I gave my example because it is the closest related ethical consideration that is, in fact, sane. I assumed that at very least it is something you would agree with and could possibly be similar to what you had resolved Mixed’s words to. This was to establish that I was rejecting any and all arguments along the lines of “PUA means rape” but not rejecting questions of whether certain social practices are or not ethical in their own right.
To be frank it was disgust, not surprise that I experienced.
?? Can we be a little more explicit about what exactly we’re referring to? I meant that your replacement of “What on earth are you talking about?” with “That’s utter nonsense and it is amazing that something so nonsensical appeared in a context where it doesn’t seem to fit!” still indicates an acknowledgement on your part that your interpretation of MixedNuts’ post seems wildly incongruous, and therefore that said interpretation should be subject to closer scrutiny.
Similarly, when you say
is that “Persuading people to do stuff (like shag you) that you know damn well they really don’t want to do is totally a dick move!”
If so then I think we pretty much agree except WRT MixedNuts’ meaning, and our other apparent disagreements flow from that issue.
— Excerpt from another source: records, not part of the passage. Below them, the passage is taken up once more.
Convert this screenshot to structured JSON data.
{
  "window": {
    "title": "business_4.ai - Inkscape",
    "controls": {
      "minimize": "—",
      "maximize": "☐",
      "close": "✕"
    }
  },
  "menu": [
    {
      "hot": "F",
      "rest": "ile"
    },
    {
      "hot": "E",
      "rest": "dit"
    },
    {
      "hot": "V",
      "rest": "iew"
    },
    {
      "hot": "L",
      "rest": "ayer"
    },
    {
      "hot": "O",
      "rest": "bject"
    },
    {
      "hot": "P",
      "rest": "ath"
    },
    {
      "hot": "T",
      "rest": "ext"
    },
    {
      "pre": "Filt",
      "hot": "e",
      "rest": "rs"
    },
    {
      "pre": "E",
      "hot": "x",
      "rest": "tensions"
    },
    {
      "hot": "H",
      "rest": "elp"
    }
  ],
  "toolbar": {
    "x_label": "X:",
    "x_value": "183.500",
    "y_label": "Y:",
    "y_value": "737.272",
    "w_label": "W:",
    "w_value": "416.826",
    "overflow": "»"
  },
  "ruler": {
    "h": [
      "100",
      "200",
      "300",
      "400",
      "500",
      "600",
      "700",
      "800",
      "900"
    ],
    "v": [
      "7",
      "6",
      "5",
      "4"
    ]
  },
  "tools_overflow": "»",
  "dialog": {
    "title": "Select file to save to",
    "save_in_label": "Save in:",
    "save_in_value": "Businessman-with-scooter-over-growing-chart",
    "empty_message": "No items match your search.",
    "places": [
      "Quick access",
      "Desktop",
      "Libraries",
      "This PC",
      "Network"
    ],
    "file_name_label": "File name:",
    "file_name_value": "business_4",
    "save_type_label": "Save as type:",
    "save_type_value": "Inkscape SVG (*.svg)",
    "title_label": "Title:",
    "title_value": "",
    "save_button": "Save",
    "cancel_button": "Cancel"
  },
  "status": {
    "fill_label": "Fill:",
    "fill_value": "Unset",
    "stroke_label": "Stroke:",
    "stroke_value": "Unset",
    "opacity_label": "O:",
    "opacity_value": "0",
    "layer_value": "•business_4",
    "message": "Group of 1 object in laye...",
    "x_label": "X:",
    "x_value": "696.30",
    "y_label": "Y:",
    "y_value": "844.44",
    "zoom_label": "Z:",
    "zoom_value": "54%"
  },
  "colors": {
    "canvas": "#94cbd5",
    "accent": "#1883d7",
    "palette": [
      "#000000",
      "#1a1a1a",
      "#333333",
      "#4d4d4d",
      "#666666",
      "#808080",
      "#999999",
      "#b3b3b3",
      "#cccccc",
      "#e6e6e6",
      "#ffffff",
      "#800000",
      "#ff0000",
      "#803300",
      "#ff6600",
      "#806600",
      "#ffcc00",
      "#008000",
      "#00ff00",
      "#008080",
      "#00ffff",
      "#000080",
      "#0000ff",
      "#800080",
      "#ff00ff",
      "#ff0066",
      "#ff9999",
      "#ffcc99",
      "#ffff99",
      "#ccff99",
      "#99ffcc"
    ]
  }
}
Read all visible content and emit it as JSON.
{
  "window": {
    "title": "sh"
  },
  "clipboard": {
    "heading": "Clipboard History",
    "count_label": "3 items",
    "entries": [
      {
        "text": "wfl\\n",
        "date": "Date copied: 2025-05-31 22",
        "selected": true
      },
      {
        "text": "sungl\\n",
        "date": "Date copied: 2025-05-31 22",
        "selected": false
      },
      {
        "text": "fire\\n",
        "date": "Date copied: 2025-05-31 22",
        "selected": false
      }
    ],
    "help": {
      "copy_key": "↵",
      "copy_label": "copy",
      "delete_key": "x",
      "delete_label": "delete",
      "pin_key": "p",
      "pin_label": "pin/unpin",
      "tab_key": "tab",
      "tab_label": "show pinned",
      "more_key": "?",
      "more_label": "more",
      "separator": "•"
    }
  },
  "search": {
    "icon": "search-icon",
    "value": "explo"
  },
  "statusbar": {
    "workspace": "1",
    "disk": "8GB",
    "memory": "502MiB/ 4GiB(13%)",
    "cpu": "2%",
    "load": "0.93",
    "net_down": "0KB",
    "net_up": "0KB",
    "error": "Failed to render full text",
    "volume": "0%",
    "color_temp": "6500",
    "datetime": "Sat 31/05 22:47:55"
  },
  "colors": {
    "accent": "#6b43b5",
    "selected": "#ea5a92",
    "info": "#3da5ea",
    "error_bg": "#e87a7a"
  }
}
To me it seems clear that MixedNuts was NOT saying “PUA means rape” or similar. My reading was more along the lines of “PUA is concerned, to a large extent, with methods of obtaining sex. If you’re discussing PUA sans ethics, then you are likely to discuss ‘methods of obtaining sex’ sans ethics, which conspicuously includes rape—a problematic situation if you’re banning ethical objections.” You appear extremely confident in your reading—could you point to something in particular that convinces you?
Of course if MixedNuts could resolve our disagreement that would be quite helpful.
Rather than trying to resurrect this one particular argument may I suggest that it would be better to make a new argument about an ethical problem with respect to particular strategies for seducing mates. Because there are valid arguments to be made and ethical questions to be considered. But that particular argument is sloppy thinking of the kind we don’t accept here and offensive—both to the actual victims of rape who are having their experience trivialized and to the group that is being vilified as rapists.
This highlights a further problem that is sometimes encountered when ethical questions come up. When people are moralizing they often make terrible arguments—and in the wild terrible arguments about moral questions tend to suffice. But here terrible arguments and sloppy thinking tends to be brutally rejected. This means observers are going to see a whole lot of obnoxious, incoherent arguing in the general direction of a perceived virtuous moral positions rejected. Naturally that leads people to believe that the community is totally in support of the opposite side to whatever the nonsense comments are.
If someone were to, say, argue “Persuading people to do stuff (like shag you) that you know damn well they really don’t want to do is totally a dick move!” then I suspect it would meet with overwhelming support. Some would enjoy fleshing out the related concepts and details.
Um. I think I perhaps was unclear? I have added more posts, which may explain my position better. I almost certainly read MixedNuts in a very different way than you did.
Wasn’t the topic of the thread whether we should discuss ethics? That argument, as I understand it, wasn’t trying to highlight an actual ethical problem with respect to seducing mates; rather, it was an argument in favor of including ethics in the discussion.
The topic was whether we should have a separate thread for ethics and for discussing models of how the world actually works. MixedNuts was arguing against that proposal by alleging one ethical problem it would cause (“Rape”). Regardless of whether CuSeth is intending to argue that seperating ‘is’ from ‘should’ is bad because of ethical problem that are caused by the split or intending to talk about an ethical problem for its own sake it is better off using her own argument than MixdNuts’. Because if she used her own I would be able to take her seriously.